Inside, I find that Howie Movshowitz of the Denver Starz Cinema Center and Rob Denerstein of the Rocky Mountain News have saved me a seat in the back row on the left. This is where we always sit every year, and they figured I'd turn up.

"But where is Ken Turan?" I ask, because the Los Angeles Times critic invariably lurks back there in the shadows with us. He has not been sighted, but Debbie, the babe who always sits right in front of us, is here again this year. We like her because she's not tall and we can see over her. Also for other reasons, but at Sundance that's the most important one.

The screening is delayed for half an hour by a locustlike horde of photographers, who are jammed into the lower right-hand corner of the vast room, which is why we always choose the upper left. They are all trying to repair the tragic shortage of photos of Robert Redford. Eventually Bob climbs onstage and observes that he is here because he did not get invited to another event on Thursday night. That would be the Inaugural Gala, ho, ho.

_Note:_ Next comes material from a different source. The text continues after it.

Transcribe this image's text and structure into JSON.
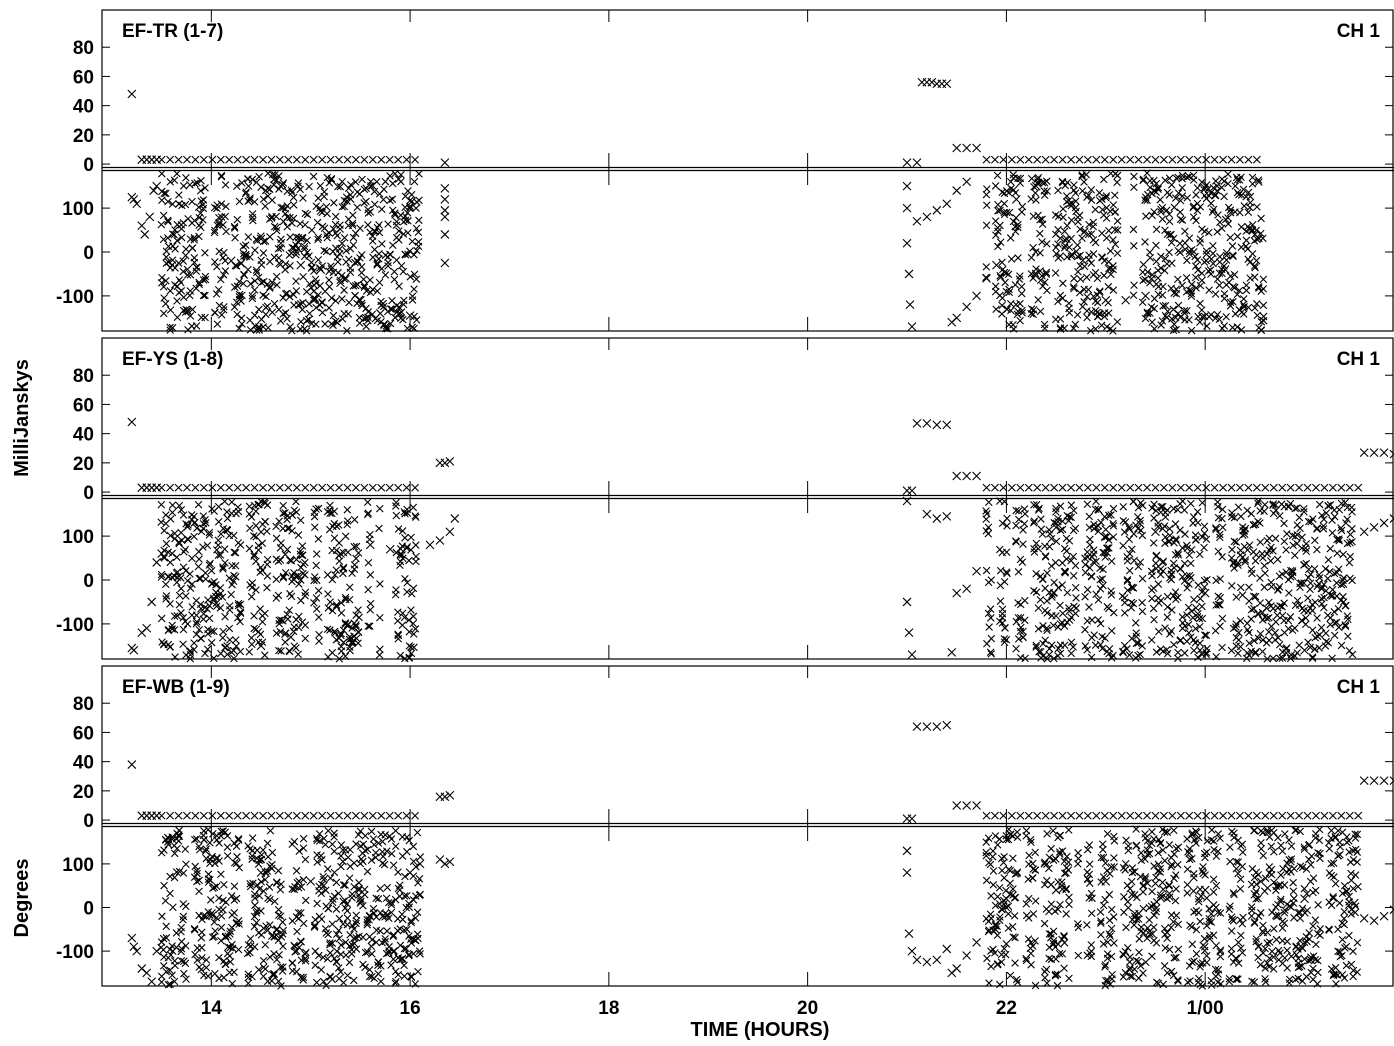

The movie is ... but that can wait until I file a roundup of several of the first movies I have seen. I am too agog just to be here. My wife, Chaz, has sent me an item from the New York Post's Page Six. Just think how many reporter-hours went into compiling the following information:

"At the Motorola Lodge, celebs get free phones, Escada dresses, Kiehl's products and Mercedes loaners. On Main Street, Hewlett-Packard is giving out iPods, cameras, computers and printers. Nearby is the Levi's ranch, where jeans, Xboxes and Ray-Bans are doled out. Seven jeans, Swarovski crystal and Cake makeup have a celebrity dressing suite at the Goldener Hirsh Inn.

"The Park City satellite of Marquee will be pouring Crown Royale for celebs, while Fred Segal has set up a spa at the Village at the Lift right next to the Yahoo! Cafe and the Timberland suite. One lucky winner at the Hewlett-Packard & Entertainment Weekly party tomorrow night will go home with a $25,000 gift bag, including an all-expenses-paid trip to South Beach, Adam + Eve intimate apparel, AG Jeans, a spa weekend in Arizona and goodies from MAC Cosmetics."

Me again. News items like this make my heart glow. I remember when Sundance was so scrawny, it wasn't even called Sundance. It was called the United States Film and Video Festival, and so few people attended that the awards banquet was held in a meeting room of the Holiday Inn. Now there are 37,500 people here, and one of us is going home with a $25,000 gift bag.

Roger Ebert

Roger Ebert was the film critic of the Chicago Sun-Times from 1967 until his death in 2013. In 1975, he won the Pulitzer Prize for distinguished criticism.